I spent so many times *thinking* about going back to school. *Attempting* to do the extroverted friend thing.  Starting this or that project and not finishing.  He felt I was a shitty parent and I have admitted I could use some help in that area, I am not disciplined enough.  But when you come at me in an attacking manner regarding the relationship between us and the kids and how "awful" they are, I think its a natural reaction to be defensive.  I have a 24 year old car because I own it outright.  I can't do payments on a newer vehicle because I don't make enough money, and I have been ok with this.  I have no credit and need to build some, I can be notoriously lazy and a martyr about being the cleaning fairy around the house.  I don't have good health insurance, again the job thing and I have no retirement plans.  I can't just walk into a new career and I have been wishy washy about returning to school because I felt like I didn't have time for it all. 

I took a look at my life and behavior for the first time from his point of view without bias.  I saw it as it was.  I found my motivation for this new career path I want to take and its one where I can be proud of who I am and what I have done, despite set backs, and be able to provide for my family solely.  To conduct myself in a fashion as to radiate loving kindness and have it returned to me.  To be respected and admired both physically and mentally.  The bare minimum was how I had been living my life and I have made a decision that the bare minimum will no longer be a standard of productivity.  I don't know what made me go into that mode, I don't understand why I felt that was ok.  Maybe it was because I was feeling so unsure of myself, a lack of self confidence when you are being told you are an awful person and not worthy of love, will surely make someone lose interest in what they have to bring to the table. Not to mention become less active in trying to make a better future.  You just want to get through the day, week, month with out being insulted.

This is not something I have come to to try to impress anyone, least of all someone who gives no fucks about me, but it is definitely about returning to being the independent, strong woman I once was.  It's not in spite of anyone either.  This is no longer about anyone else but me.  I made the mistake of being the support of someone else for so long instead of taking care of me and in the end I only shot myself in the foot. I have the whole rest of my life left and I have a lot of things I still want to accomplish.  I finally have a goal, something to work for and something I can sink my life into. I don't have to ride on the coat tails of anyone else anymore and I can make a REAL go at being a productive member of society instead of continuing a career that I began and kept at just because "it was fun".

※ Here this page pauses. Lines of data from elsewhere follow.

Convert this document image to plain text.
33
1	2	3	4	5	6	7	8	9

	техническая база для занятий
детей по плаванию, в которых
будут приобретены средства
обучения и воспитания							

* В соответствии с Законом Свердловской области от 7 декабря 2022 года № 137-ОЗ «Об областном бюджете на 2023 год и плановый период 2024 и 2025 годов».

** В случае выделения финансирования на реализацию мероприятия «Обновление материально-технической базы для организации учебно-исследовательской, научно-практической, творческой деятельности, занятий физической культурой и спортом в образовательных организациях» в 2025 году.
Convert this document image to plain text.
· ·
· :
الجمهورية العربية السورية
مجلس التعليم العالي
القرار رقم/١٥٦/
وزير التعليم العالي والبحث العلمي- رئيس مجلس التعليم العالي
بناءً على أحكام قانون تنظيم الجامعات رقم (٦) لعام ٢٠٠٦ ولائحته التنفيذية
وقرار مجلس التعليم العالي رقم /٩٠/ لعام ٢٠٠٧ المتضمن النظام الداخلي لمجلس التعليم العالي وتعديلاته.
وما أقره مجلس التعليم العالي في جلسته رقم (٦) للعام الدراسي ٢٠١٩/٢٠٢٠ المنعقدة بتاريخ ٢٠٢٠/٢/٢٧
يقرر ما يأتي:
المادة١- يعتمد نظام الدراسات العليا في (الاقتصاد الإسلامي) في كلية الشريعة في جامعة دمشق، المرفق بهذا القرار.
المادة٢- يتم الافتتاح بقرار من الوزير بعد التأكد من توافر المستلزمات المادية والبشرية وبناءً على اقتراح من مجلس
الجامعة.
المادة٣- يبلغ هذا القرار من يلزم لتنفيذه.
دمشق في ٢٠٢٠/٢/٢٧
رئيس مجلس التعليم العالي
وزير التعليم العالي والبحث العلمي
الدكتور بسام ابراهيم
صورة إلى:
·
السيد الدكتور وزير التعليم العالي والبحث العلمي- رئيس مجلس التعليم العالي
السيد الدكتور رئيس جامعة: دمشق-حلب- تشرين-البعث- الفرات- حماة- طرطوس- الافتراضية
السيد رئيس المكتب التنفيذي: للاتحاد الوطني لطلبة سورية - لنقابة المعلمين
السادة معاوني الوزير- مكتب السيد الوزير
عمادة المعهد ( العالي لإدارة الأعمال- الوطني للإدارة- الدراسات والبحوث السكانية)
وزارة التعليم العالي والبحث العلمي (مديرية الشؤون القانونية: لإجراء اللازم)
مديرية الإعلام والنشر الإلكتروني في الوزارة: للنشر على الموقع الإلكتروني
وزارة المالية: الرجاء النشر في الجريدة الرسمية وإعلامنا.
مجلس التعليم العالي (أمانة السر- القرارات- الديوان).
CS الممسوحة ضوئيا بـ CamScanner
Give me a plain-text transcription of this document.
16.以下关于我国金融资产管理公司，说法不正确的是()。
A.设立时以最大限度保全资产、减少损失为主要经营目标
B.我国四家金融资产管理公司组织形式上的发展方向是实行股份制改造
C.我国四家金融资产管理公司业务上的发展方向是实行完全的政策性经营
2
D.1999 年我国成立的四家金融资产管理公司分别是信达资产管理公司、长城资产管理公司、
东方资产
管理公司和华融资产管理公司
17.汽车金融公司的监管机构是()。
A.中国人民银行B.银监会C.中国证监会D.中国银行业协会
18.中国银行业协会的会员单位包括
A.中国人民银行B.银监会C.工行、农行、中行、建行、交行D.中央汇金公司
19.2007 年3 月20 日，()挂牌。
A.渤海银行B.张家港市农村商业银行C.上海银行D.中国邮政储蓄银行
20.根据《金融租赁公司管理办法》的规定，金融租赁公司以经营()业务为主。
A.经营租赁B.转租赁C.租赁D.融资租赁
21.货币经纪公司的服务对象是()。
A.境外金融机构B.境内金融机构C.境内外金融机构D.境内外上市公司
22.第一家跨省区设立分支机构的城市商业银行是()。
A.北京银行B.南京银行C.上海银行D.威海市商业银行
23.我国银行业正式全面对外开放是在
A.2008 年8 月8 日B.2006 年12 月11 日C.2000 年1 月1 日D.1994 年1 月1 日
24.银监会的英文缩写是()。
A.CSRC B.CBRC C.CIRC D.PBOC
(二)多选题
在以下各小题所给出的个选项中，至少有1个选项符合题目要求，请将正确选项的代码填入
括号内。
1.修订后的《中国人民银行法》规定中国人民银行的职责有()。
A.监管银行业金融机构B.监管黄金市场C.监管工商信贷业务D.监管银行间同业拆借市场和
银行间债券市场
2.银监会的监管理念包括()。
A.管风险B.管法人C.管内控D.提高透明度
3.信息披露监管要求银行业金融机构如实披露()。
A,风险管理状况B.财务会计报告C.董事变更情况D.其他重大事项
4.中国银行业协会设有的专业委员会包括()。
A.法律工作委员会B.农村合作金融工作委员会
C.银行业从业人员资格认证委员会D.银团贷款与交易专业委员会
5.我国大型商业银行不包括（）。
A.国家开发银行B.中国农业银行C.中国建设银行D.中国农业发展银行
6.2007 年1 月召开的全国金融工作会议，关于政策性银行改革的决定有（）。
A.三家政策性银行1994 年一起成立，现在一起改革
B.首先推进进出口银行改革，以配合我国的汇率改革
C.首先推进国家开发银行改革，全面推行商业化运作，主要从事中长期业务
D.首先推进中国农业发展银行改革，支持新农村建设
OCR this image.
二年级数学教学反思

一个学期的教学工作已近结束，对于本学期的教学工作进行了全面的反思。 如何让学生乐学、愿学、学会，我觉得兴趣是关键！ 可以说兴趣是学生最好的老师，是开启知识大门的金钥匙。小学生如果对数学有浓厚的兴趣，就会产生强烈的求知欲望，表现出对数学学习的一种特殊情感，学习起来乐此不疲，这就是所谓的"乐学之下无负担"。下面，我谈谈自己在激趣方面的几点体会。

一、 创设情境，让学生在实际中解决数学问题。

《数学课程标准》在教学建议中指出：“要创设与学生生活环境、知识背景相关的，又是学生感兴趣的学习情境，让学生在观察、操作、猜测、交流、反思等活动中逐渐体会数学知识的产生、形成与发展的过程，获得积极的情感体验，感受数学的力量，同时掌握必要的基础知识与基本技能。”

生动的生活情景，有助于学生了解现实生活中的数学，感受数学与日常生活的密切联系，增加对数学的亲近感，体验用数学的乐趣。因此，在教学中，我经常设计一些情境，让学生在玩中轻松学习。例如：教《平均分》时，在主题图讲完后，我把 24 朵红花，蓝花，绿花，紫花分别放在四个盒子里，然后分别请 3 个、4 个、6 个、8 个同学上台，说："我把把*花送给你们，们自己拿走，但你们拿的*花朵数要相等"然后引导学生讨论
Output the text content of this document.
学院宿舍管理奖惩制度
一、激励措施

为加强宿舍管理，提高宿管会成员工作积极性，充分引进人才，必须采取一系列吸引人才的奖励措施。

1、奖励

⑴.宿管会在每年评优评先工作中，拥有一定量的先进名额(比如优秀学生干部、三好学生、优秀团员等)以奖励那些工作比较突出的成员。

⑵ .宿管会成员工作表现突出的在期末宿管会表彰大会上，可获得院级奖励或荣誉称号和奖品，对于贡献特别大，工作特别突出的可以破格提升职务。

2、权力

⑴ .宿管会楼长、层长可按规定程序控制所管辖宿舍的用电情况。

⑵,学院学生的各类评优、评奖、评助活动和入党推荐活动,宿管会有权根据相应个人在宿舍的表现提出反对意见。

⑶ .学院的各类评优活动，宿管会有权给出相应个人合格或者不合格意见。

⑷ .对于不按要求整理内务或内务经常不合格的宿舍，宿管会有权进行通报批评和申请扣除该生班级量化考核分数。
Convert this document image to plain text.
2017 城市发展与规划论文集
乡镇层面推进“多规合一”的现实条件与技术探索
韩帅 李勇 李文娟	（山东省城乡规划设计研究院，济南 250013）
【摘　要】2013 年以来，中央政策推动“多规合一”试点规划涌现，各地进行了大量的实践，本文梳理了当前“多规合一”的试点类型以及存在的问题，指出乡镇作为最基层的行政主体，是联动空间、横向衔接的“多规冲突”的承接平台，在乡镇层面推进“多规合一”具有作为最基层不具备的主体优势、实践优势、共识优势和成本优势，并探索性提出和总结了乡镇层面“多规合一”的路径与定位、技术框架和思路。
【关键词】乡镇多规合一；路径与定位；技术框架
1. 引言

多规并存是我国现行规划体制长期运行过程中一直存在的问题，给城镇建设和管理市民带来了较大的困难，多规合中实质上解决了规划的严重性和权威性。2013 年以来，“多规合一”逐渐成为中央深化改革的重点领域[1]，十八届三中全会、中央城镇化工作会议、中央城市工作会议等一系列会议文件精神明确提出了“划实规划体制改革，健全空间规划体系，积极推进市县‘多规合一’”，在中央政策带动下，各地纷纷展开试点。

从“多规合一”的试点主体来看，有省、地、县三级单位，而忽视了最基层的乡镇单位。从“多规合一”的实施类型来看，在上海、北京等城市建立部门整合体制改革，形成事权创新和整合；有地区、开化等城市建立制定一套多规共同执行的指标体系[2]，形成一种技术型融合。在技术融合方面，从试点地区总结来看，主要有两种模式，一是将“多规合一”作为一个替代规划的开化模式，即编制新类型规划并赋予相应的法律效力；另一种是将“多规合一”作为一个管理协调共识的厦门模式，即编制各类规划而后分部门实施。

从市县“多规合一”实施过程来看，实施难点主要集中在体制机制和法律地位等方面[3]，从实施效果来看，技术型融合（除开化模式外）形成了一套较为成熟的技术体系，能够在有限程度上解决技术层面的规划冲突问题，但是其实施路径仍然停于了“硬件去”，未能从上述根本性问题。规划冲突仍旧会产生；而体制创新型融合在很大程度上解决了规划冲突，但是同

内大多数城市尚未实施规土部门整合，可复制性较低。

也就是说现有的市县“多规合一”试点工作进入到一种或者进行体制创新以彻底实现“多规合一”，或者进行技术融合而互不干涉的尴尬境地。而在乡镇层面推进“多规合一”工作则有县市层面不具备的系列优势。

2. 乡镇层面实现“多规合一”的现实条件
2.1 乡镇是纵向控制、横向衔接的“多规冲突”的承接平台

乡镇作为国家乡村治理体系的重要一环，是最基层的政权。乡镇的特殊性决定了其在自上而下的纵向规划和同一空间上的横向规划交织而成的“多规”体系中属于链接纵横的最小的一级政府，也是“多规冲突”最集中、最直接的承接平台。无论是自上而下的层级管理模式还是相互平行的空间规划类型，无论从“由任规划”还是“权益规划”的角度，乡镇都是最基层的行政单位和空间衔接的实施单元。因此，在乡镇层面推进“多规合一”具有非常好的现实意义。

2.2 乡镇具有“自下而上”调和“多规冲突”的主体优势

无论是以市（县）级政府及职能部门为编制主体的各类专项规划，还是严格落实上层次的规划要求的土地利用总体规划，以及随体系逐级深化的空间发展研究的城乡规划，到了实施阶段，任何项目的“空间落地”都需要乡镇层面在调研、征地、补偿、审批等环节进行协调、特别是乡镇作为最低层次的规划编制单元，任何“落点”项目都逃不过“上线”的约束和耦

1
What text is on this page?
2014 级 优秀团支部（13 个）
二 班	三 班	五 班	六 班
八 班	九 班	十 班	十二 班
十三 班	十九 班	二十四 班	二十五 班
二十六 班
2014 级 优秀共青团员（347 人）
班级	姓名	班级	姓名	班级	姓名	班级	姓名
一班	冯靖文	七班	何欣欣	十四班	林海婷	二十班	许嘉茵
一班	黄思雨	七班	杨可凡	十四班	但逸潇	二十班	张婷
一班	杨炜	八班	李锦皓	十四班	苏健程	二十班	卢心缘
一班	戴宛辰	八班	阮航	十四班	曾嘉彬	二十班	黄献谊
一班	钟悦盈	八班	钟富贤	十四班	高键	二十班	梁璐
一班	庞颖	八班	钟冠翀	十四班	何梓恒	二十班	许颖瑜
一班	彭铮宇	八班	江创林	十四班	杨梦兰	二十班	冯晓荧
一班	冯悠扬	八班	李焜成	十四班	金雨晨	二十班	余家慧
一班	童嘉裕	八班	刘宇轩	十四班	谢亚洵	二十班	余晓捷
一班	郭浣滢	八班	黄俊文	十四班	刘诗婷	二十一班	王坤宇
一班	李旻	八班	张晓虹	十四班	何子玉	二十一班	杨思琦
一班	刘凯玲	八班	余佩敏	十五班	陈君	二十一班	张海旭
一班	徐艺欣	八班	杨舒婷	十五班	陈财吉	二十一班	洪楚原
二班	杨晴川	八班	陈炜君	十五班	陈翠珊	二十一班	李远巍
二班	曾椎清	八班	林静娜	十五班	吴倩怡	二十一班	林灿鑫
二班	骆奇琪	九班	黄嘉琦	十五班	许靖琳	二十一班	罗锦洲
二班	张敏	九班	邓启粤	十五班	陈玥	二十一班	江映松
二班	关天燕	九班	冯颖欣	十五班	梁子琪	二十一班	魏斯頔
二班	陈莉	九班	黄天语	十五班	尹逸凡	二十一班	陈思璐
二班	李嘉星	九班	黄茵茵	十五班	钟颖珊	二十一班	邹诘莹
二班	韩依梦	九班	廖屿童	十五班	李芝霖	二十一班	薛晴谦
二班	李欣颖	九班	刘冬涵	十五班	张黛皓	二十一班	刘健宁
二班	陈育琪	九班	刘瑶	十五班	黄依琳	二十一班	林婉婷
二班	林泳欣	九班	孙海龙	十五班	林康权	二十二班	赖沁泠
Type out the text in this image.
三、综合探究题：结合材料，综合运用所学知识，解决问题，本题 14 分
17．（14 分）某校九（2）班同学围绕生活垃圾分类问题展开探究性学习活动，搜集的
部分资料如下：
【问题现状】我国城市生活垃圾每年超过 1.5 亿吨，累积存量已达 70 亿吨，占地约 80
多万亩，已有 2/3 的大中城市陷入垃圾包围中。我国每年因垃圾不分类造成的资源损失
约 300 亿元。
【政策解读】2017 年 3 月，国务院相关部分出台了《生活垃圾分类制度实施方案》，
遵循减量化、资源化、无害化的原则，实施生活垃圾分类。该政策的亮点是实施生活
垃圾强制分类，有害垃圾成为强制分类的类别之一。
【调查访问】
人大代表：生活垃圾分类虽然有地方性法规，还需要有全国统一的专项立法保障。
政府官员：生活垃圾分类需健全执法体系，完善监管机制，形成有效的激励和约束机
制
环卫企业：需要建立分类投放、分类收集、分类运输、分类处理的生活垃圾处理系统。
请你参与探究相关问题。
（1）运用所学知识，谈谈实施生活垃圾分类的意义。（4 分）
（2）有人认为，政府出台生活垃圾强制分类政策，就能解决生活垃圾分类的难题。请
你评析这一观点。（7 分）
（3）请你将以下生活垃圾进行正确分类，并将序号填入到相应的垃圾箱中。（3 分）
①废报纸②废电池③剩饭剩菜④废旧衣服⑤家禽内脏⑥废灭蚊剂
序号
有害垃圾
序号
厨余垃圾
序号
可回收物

I threw a fit.  I had a tantrum.  I may need to apologize for things said, not meant. I felt completely betrayed  and sucker punched.  I can't imagine anyone reacting anymore happier about it than I did.  I am an emotional creature and I have spent a lot of time evaluating these emotions and their weight and worth and began to reach towards living a life where non-attachment is the truth.  It's been a slippery slope and I'm not completely proud but I do own my shit.  I can recognize when something is my fault. Recognize and own up to it.  I took some of that new compassion feeling into an outer view of me and saw instinctively what I chose to not see for the longest time, for whatever reason.  I can't change the past.  I have no control over that at all and thinking about it isn't going to make it change.  I can't do anything about the future outcomes. I have no control over that either.  The thing I can  control right now is how I respond to things in front of me at that moment.  I can lay down some actions to encourage that my life will take on a more positive route.  I can continue to work on my loving kindness, my forgiveness of self and my forgiveness of others.   I won't apologize for my emotions.  I own those.